既に宴は最終コーナーに入っている。久美が緊張している理由は別にあるとわかっていた。
 祝電の紹介が終わり、残すのは新婦から親への手紙と花束贈呈、そして新郎による招待客への謝辞だけだ。大丈夫、とこよりはインカムに向かって囁いた。
「準備は整ってる。キュー出しはあなたがしなさい。打ち合わせ通り、ゴーよ」
 了解、と短い返事があった。その間に新郎新婦両家の両親が、所定の位置に移動していた。高砂から降りた二人と向かい合う形になった。
「みなさま、本日はお忙しいところ、わたしたちの結婚式にご列席いただき、ありがとうございます」
 京子が声を震わせながら頭を深く下げた。マニュアル通りのパターンだが、披露宴における両親への手紙はオーソドックスな方が感動的だと、こよりは経験的に知っていた。受けを狙ったり、過剰な言葉を使うのはタブーだし、印象を悪くするものだ。
「お父さん、お母さん、今日まで二十六年間、大切に育ててくださいまして、ありがとうございます。小さかった頃を振り返ると、いろいろな思い出が浮かんできます」
 スタンバイ、とこよりはインカムを手で覆いながら指示を出した。照明、音響担当のスタッフが、親指を立てたのが見えた。

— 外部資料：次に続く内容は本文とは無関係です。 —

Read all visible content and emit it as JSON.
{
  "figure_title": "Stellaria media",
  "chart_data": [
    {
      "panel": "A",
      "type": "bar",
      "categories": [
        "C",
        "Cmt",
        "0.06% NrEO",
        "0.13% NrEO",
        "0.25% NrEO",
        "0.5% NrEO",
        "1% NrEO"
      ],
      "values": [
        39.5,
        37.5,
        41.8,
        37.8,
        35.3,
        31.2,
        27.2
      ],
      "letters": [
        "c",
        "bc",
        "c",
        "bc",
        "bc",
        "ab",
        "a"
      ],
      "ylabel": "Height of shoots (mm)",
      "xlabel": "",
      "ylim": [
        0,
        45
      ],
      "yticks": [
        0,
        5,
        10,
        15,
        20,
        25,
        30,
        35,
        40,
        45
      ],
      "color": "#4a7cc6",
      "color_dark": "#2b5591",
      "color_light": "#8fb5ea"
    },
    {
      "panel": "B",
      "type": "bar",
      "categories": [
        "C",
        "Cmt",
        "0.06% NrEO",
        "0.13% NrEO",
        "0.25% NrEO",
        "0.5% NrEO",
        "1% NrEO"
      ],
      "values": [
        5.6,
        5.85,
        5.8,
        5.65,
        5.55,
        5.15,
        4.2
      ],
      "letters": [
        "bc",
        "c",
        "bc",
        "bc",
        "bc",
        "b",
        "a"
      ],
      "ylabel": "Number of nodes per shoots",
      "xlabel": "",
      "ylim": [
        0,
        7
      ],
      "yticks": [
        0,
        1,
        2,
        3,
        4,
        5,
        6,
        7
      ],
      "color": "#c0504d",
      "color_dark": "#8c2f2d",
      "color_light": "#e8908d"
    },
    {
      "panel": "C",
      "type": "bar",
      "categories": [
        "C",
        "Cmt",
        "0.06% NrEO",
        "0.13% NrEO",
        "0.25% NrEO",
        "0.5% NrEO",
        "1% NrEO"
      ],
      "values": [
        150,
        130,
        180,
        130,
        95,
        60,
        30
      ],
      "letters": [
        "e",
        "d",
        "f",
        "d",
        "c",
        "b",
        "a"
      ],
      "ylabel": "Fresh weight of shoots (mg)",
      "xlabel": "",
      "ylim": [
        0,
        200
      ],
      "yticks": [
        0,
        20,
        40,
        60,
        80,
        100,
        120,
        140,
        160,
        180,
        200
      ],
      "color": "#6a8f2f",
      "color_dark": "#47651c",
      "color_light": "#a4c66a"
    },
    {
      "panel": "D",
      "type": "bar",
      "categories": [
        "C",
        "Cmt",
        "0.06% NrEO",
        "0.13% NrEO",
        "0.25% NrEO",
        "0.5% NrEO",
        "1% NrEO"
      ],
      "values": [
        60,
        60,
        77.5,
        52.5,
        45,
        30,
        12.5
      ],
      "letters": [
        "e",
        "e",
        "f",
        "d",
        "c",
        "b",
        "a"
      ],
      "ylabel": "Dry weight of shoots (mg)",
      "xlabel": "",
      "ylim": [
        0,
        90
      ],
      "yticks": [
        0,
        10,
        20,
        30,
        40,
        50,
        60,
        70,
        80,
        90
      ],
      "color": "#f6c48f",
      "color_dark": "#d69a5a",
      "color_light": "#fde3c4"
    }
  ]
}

 その間も挨拶は続いていた。幼い頃のエピソード、高校二年の時に父親と口論をして謝らなかったことを、新婦が詫びていた。
 そこに真実がある限り、定番には定番の強さがある。会場のあちこちから、すすり泣く声が聞こえていた。京子の両親も目を潤ませている。辰也さんのお父様お母様、と京子が顔の向きを変えた。
「わたしたちの結婚を認めてくださって、ありがとうございました。これからは二人で力を合わせ、明るく幸せな家庭を築いていきたいと思っています。これからもよろしくお願いします」
 頭を深く下げた京子の肩に、辰也がそっと手を置いた。その顔に目を向けた京子が、ありがとうというように微笑んだ。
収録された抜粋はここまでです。